Aile eğitimi, çocuğumuza, doğruyu, yanlışı, paylaşmayı, başkalarına maddi veya manevi zarar vermemeyi, saygı ve sevgi göstermeyi öğretmemizdir. Büyük bireyler olarak yaptığımız her konuşma, davranış ve tutumumuzla da küçüklere örnek oluyoruz. Söz gelimi, anne, baba küfürlü, kaba, saygısızca konuşuyorsa; hırsızlığı normal görüyorsa, başkalarına şiddet uyguluyorsa, erkek karısını; kadın da kocasını dövüyorsa ya da hakaret ediyorsa veya haksızlık yapıyorsa; çocuk büyüyünce bunların aynısını yapar.
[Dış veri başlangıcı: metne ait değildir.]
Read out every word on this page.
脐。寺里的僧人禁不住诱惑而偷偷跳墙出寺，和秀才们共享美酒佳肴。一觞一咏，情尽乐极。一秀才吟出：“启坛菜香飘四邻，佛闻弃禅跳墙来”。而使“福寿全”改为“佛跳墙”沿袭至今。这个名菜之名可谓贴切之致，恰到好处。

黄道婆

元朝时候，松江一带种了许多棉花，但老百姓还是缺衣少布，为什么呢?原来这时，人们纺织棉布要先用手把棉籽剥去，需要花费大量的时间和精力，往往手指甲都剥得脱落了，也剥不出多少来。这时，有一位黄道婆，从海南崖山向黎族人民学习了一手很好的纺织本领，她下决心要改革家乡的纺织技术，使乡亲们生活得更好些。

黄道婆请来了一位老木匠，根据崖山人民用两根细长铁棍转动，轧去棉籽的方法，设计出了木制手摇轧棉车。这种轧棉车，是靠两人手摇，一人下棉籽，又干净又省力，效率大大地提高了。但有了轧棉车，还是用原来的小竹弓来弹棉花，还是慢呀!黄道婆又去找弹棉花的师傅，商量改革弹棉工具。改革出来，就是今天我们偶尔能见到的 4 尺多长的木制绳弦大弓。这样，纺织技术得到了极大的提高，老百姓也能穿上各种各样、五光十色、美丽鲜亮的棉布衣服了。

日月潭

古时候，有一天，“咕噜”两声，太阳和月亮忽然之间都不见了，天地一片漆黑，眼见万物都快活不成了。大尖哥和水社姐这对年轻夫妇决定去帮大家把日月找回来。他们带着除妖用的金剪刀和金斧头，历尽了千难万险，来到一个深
Böylece, farkında olalım veya olmayalım; olumlu ya da olumsuz; çocuğumuzu gelecek için eğitmiş oluyoruz. Şunu unutmayalım ki  büyükler, çocuklar için ayna ve rol modeldirler. Eskilerin; “Üzüm, üzüme baka baka kararır!” ya da “Kır atın ya huyundan ya suyundan!”  sözleri eğitimi işaret etmektedir.
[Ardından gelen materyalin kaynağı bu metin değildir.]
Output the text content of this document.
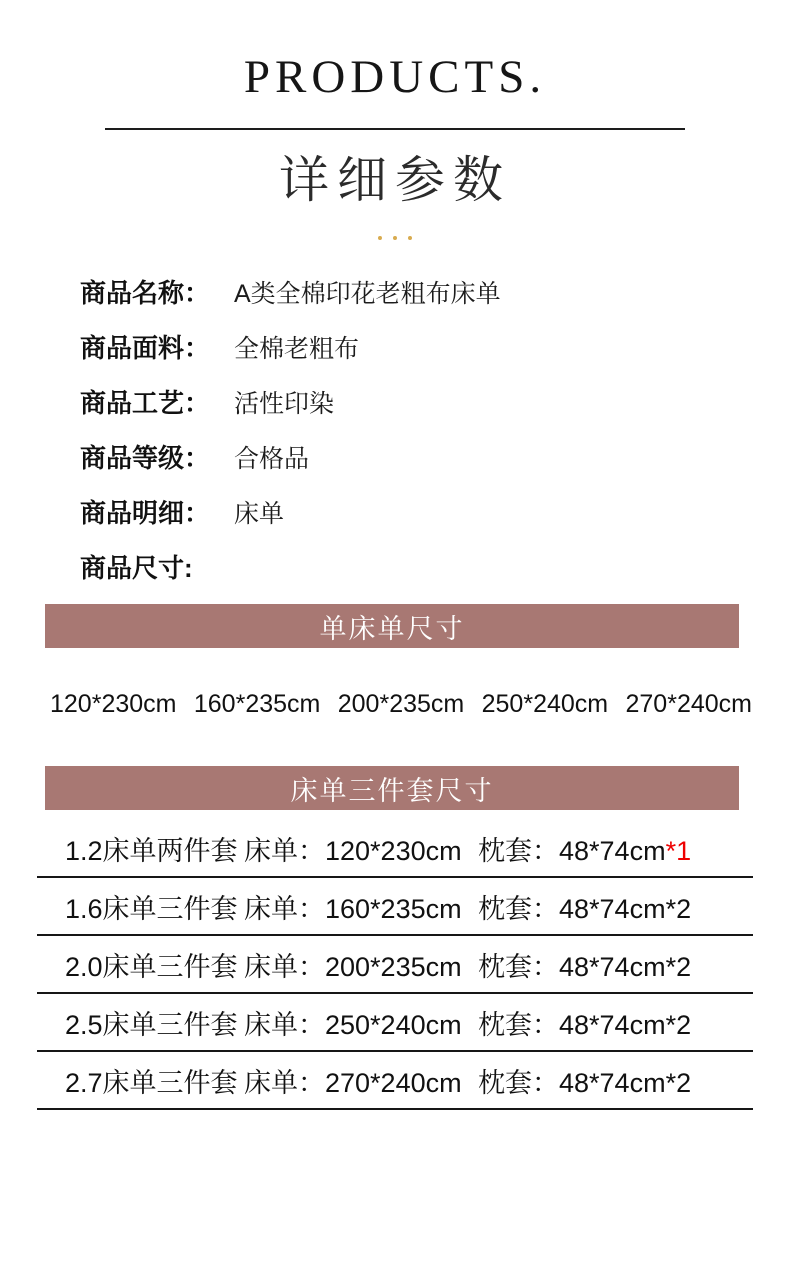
PRODUCTS.
详细参数
商品名称： A类全棉印花老粗布床单
商品面料： 全棉老粗布
商品工艺： 活性印染
商品等级： 合格品
商品明细： 床单
商品尺寸:
单床单尺寸
120*230cm 160*235cm 200*235cm 250*240cm 270*240cm
床单三件套尺寸
1.2床单两件套 床单：120*230cm 枕套：48*74cm*1
1.6床单三件套 床单：160*235cm 枕套：48*74cm*2
2.0床单三件套 床单：200*235cm 枕套：48*74cm*2
2.5床单三件套 床单：250*240cm 枕套：48*74cm*2
2.7床单三件套 床单：270*240cm 枕套：48*74cm*2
Günümüzde toplumsal sorunlardan çok şikayetçiysek -ki her gün medyada bunları fazlasıyla duyuyor, görüyor ve izleyip “ah, vah!” ediyoruz- bunun birinci nedeni biz büyükleriz. Yolda kalmış bir yaşlının elinden tutup onu istediği yere kadar götürüp yardım etmek eğitim olduğu gibi; aynı yaşlıyı görünce gülüp geçmek, hatta tenha bir yerdeyse elindeki ve cebindekileri almak da çocuk için özenilecek ve örnek alınacak; ömür boyu unutamayacağı; en kötüsü de taklit edeceği bir eğitimdir. İlki olumlu eğitimse ikincisi olumsuz eğitimdir.
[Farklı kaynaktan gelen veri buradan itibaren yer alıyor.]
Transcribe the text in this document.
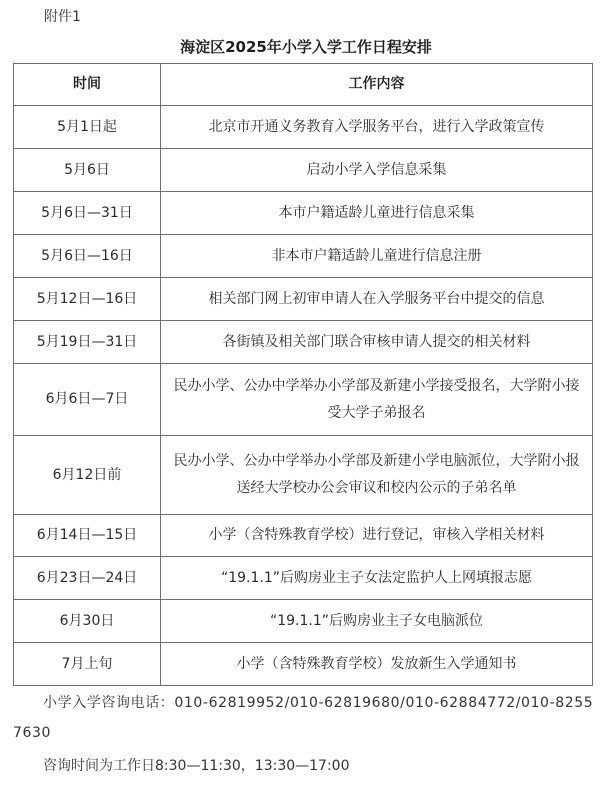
附件1
海淀区2025年小学入学工作日程安排
时间	工作内容
5月1日起	北京市开通义务教育入学服务平台，进行入学政策宣传
5月6日	启动小学入学信息采集
5月6日—31日	本市户籍适龄儿童进行信息采集
5月6日—16日	非本市户籍适龄儿童进行信息注册
5月12日—16日	相关部门网上初审申请人在入学服务平台中提交的信息
5月19日—31日	各街镇及相关部门联合审核申请人提交的相关材料
6月6日—7日	民办小学、公办中学举办小学部及新建小学接受报名，大学附小接受大学子弟报名
6月12日前	民办小学、公办中学举办小学部及新建小学电脑派位，大学附小报送经大学校办公会审议和校内公示的子弟名单
6月14日—15日	小学（含特殊教育学校）进行登记，审核入学相关材料
6月23日—24日	“19.1.1”后购房业主子女法定监护人上网填报志愿
6月30日	“19.1.1”后购房业主子女电脑派位
7月上旬	小学（含特殊教育学校）发放新生入学通知书
小学入学咨询电话：010-62819952/010-62819680/010-62884772/010-82557630
咨询时间为工作日8:30—11:30，13:30—17:00
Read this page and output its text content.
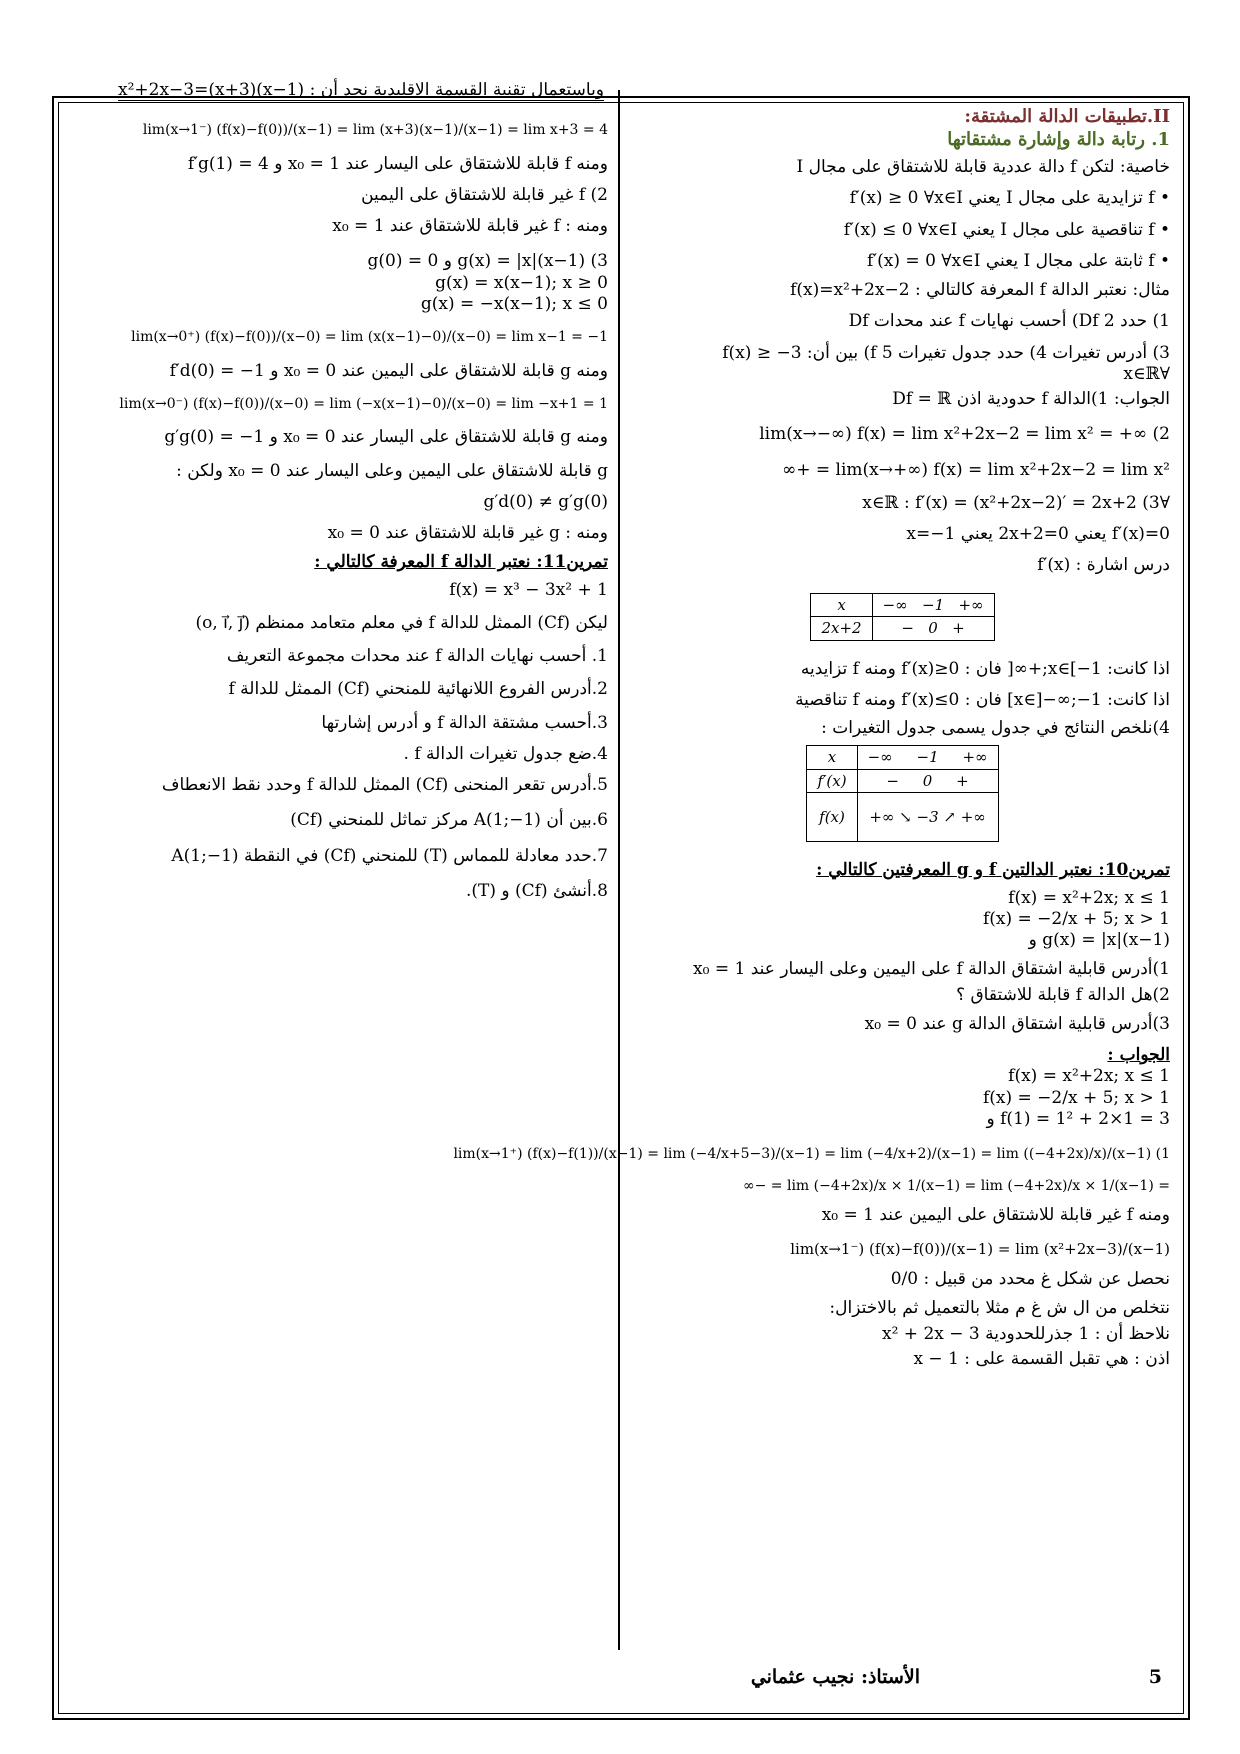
وباستعمال تقنية القسمة الاقليدية نجد أن : x²+2x−3=(x+3)(x−1)
II.تطبيقات الدالة المشتقة:
1. رتابة دالة وإشارة مشتقاتها
خاصية: لتكن f دالة عددية قابلة للاشتقاق على مجال I
• f تزايدية على مجال I يعني f′(x) ≥ 0 ∀x∈I
• f تناقصية على مجال I يعني f′(x) ≤ 0 ∀x∈I
• f ثابتة على مجال I يعني f′(x) = 0 ∀x∈I
مثال: نعتبر الدالة f المعرفة كالتالي : f(x)=x²+2x−2
1) حدد Df 2) أحسب نهايات f عند محدات Df
3) أدرس تغيرات 4) حدد جدول تغيرات f 5) بين أن: f(x) ≥ −3
∀x∈ℝ
الجواب: 1)الدالة f حدودية اذن Df = ℝ
lim(x→−∞) f(x) = lim x²+2x−2 = lim x² = +∞ (2
lim(x→+∞) f(x) = lim x²+2x−2 = lim x² = +∞
∀x∈ℝ : f′(x) = (x²+2x−2)′ = 2x+2 (3
f′(x)=0 يعني 2x+2=0 يعني x=−1
درس اشارة : f′(x)
x	−∞ −1 +∞
2x+2	− 0 +
اذا كانت: x∈[−1;+∞[ فان : f′(x)≥0 ومنه f تزايديه
اذا كانت: x∈]−∞;−1] فان : f′(x)≤0 ومنه f تناقصية
4)نلخص النتائج في جدول يسمى جدول التغيرات :
x	−∞ −1 +∞
f′(x)	− 0 +
f(x)	+∞ ↘ −3 ↗ +∞
تمرين10: نعتبر الدالتين f و g المعرفتين كالتالي :
f(x) = x²+2x; x ≤ 1
f(x) = −2/x + 5; x > 1
g(x) = |x|(x−1) و
1)أدرس قابلية اشتقاق الدالة f على اليمين وعلى اليسار عند x₀ = 1
2)هل الدالة f قابلة للاشتقاق ؟
3)أدرس قابلية اشتقاق الدالة g عند x₀ = 0
الجواب :
f(x) = x²+2x; x ≤ 1
f(x) = −2/x + 5; x > 1
f(1) = 1² + 2×1 = 3 و
lim(x→1⁺) (f(x)−f(1))/(x−1) = lim (−4/x+5−3)/(x−1) = lim (−4/x+2)/(x−1) = lim ((−4+2x)/x)/(x−1) (1
= lim (−4+2x)/x × 1/(x−1) = lim (−4+2x)/x × 1/(x−1) = −∞
ومنه f غير قابلة للاشتقاق على اليمين عند x₀ = 1
lim(x→1⁻) (f(x)−f(0))/(x−1) = lim (x²+2x−3)/(x−1)
نحصل عن شكل غ محدد من قبيل : 0/0
نتخلص من ال ش غ م مثلا بالتعميل ثم بالاختزال:
نلاحظ أن : 1 جذرللحدودية x² + 2x − 3
اذن : هي تقبل القسمة على : x − 1
lim(x→1⁻) (f(x)−f(0))/(x−1) = lim (x+3)(x−1)/(x−1) = lim x+3 = 4
ومنه f قابلة للاشتقاق على اليسار عند 1 = x₀ و f′g(1) = 4
2) f غير قابلة للاشتقاق على اليمين
ومنه : f غير قابلة للاشتقاق عند x₀ = 1
3) g(x) = |x|(x−1) و g(0) = 0
g(x) = x(x−1); x ≥ 0
g(x) = −x(x−1); x ≤ 0
lim(x→0⁺) (f(x)−f(0))/(x−0) = lim (x(x−1)−0)/(x−0) = lim x−1 = −1
ومنه g قابلة للاشتقاق على اليمين عند 0 = x₀ و f′d(0) = −1
lim(x→0⁻) (f(x)−f(0))/(x−0) = lim (−x(x−1)−0)/(x−0) = lim −x+1 = 1
ومنه g قابلة للاشتقاق على اليسار عند 0 = x₀ و g′g(0) = −1
g قابلة للاشتقاق على اليمين وعلى اليسار عند 0 = x₀ ولكن :
g′d(0) ≠ g′g(0)
ومنه : g غير قابلة للاشتقاق عند x₀ = 0
تمرين11: نعتبر الدالة f المعرفة كالتالي :
f(x) = x³ − 3x² + 1
ليكن (Cf) الممثل للدالة f في معلم متعامد ممنظم (o, i⃗, j⃗)
1. أحسب نهايات الدالة f عند محدات مجموعة التعريف
2.أدرس الفروع اللانهائية للمنحني (Cf) الممثل للدالة f
3.أحسب مشتقة الدالة f و أدرس إشارتها
4.ضع جدول تغيرات الدالة f .
5.أدرس تقعر المنحنى (Cf) الممثل للدالة f وحدد نقط الانعطاف
6.بين أن A(1;−1) مركز تماثل للمنحني (Cf)
7.حدد معادلة للمماس (T) للمنحني (Cf) في النقطة A(1;−1)
8.أنشئ (Cf) و (T).
5
الأستاذ: نجيب عثماني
Geçen gün marketteydim. Küçük bir çocuk annesinin yanında ikide bir elini sağa sola atarak  marketin öteberisini alıyordu. Annesi de: “Oğlum, yapma, alma, henüz para vermedik. Satın alalım, sana vereceğim!” diyordu. Ben de içimden: ”Ne güzel, Allah razı olsun, kadın çocuğu ne güzel eğitiyor.” dedim. O anda yanımızda bulunan başka bir bayan: “Bir şey olmaz, çocuktur, alsın!” demez mi? O anda öğretmenliğim tuttu ve dayanamadım: “Hanımefendi, siz çocuğun eğitimine engel oluyorsunuz, şimdiden gereken eğitimi çocuğa vermezsek; ileride bu kötü alışkanlığı bu çocuktan uzaklaştırmak mümkün olmaz.” dedim.

Sözün özü, bugün toplumda gördüğümüz, midemizi bulandıran ya da içimizi sızlatan, bize dudak ısırtan sorunlardan kurtulmak istiyorsak -ki istediğimizi her platformda dile getiriyoruz- birinci basamakta anne, baba olarak aile eğitimine çok ama çok önem vermeliyiz; ikinci basamak olarak çevre ve arkadaş seçiminde, doktorun verdiği ilacı kullanırken gösterdiğimiz titizlikten daha fazla titizlik göstermeliyiz. Üçüncü basamakta hem devlet olarak hem devletle beraber veli olarak okul eğitiminde gereken titizliği gösterip deyim yerindeyse varımızı yoğumuzu vererek çocuklarımızı eğitmeliyiz. Bugün biz şunu yapıyoruz: ”Saldım çayıra, Mevlam kayıra!”  Ya da: ”Eti benim, kemiği senin!” deyip her şeyi okula bırakıp işin içinden çıkıyor ve sorumluluğumuzu yerine getirdiğimizi sanıyoruz.

Eğitim giderlerinde ne bireysel ne devlet olarak cimrilik yapamayız. Eğitim giderlerinde cimrilik yaparsak, çocuklarımızın yetişmesinde de cimrilik yapmış oluruz. Ancak çocuklarımızın eğitiminde yaptığımız cimrilik bize toplumsal sorunlar olarak geri döner. Bu nedenle eğitim giderlerinde cimrilik yapma gibi bir lüksümüz olamaz!

Ülkeler, sanayide, turizmde, savunmada, üretimde, ekonomide çok iyi bir durumda olsalar bile; eğitimde geride iseler, felaketler yaklaşmaktadır demektir.

“Yarın, bugün rahatlarına kıyabilenlerindir.” (Cenap Şahabettin) Bugün rahatımıza kıyıp özveride bulunmazsak; gelecekte şikayetçi olacağımız sorunlardan kurtulup rahat edemeyiz/huzurlu olamayız.